Web Application Firewalls (WAFs) have been introduced as essential and popular security gates that inspect incoming HTTP traffic to filter out malicious requests and provide defenses against a diverse array of web-based threats. Evading WAFs can compromise these defenses, potentially harming Internet users. In recent years, parsing discrepancies have plagued many entities in the communication path; however, their potential impact on WAF evasion and request smuggling remains largely unexplored. In this work, we present an innovative approach to bypassing WAFs by uncovering and exploiting parsing discrepancies through advanced fuzzing techniques.

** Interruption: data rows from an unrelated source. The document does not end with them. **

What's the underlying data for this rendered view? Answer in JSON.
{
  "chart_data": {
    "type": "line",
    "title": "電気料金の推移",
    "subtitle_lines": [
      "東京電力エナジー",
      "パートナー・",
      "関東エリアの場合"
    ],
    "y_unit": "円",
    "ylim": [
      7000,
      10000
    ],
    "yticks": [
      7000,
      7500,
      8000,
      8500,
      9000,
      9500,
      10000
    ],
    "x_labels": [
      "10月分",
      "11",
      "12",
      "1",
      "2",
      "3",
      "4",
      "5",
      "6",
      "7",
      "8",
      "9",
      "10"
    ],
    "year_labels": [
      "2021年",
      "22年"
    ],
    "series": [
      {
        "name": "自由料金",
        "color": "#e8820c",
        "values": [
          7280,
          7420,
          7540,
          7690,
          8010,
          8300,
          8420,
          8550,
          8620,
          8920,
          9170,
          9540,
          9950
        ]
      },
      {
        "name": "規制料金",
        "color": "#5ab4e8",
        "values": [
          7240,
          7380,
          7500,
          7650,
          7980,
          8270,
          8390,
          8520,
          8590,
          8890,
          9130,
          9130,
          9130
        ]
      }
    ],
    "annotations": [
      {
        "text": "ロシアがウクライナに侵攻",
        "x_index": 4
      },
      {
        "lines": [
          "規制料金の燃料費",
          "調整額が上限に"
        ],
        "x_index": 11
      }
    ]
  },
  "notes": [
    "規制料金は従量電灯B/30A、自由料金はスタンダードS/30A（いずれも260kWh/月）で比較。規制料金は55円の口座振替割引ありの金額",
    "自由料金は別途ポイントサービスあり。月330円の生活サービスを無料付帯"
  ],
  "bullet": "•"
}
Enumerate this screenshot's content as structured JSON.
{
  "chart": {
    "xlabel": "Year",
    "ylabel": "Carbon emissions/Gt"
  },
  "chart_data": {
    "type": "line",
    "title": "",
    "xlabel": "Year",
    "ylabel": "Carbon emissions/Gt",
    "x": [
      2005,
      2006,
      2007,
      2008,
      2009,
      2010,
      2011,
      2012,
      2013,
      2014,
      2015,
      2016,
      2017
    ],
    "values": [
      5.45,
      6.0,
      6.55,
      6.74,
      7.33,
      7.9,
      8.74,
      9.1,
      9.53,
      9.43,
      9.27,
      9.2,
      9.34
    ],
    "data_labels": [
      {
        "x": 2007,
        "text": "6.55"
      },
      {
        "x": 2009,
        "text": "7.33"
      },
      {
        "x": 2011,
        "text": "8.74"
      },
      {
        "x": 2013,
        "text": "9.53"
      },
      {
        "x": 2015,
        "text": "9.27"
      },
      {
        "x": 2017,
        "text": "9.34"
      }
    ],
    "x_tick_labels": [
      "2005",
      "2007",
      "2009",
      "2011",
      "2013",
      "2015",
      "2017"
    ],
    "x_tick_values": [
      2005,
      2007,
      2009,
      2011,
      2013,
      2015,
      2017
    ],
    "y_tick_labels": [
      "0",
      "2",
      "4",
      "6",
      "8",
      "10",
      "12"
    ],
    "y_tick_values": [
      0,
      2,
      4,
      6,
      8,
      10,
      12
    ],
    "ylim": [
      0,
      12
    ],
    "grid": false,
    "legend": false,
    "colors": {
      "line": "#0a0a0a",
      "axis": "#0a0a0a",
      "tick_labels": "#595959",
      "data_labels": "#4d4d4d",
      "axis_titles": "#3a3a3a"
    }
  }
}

By targeting non-malicious components such as headers and segments of the body and using widely used content-types such as application/json, multipart/form-data, and application/xml, we identified and confirmed 1207 bypasses across 5 well-known WAFs, AWS, Azure, Cloud Armor, Cloudflare, and ModSecurity. To validate our findings, we conducted a study in the wild, revealing that more than 90% of websites accepted both form/x-www-form-urlencoded and multipart/form-data interchangeably, highlighting a significant vulnerability and the broad applicability of our bypass techniques. We have reported these vulnerabilities to the affected parties and received acknowledgments from all, as well as bug bounty rewards from some vendors. Further, to mitigate these vulnerabilities, we introduce HTTP-Normalizer, a robust proxy tool designed to rigorously validate HTTP requests against current RFC standards. Our results demonstrate its effectiveness in normalizing or blocking all bypass attempts presented in this work.

翻译：Web应用防火墙（WAF）作为关键且广泛部署的安全网关，通过检查传入的HTTP流量以过滤恶意请求，并为各类基于Web的威胁提供防护。绕过WAF可能破坏这些防御机制，从而对互联网用户造成潜在危害。近年来，解析差异问题已困扰通信路径中的众多实体，然而其对WAF绕过与请求走私的潜在影响在很大程度上仍未得到充分探索。本研究提出一种创新方法，通过先进的模糊测试技术发现并利用解析差异来绕过WAF。通过针对HTTP头部及正文片段等非恶意组件，并采用广泛使用的内容类型（如application/json、multipart/form-data和application/xml），我们在5款主流WAF（AWS、Azure、Cloud Armor、Cloudflare和ModSecurity）中识别并确认了1207种绕过方式。为验证研究发现，我们在真实环境中开展实验，结果显示超过90%的网站可同时接受form/x-www-form-urlencoded与multipart/form-data格式的互换使用，这凸显了严重的安全漏洞及本研究所提绕过技术的广泛适用性。我们已向相关厂商报告这些漏洞，并获得了全部厂商的确认，部分厂商还提供了漏洞赏金。此外，为缓解此类漏洞，我们提出了HTTP-Normalizer——一款设计用于严格依据现行RFC标准验证HTTP请求的鲁棒代理工具。实验结果表明，该工具能有效规范化或阻断本研究中提出的所有绕过尝试。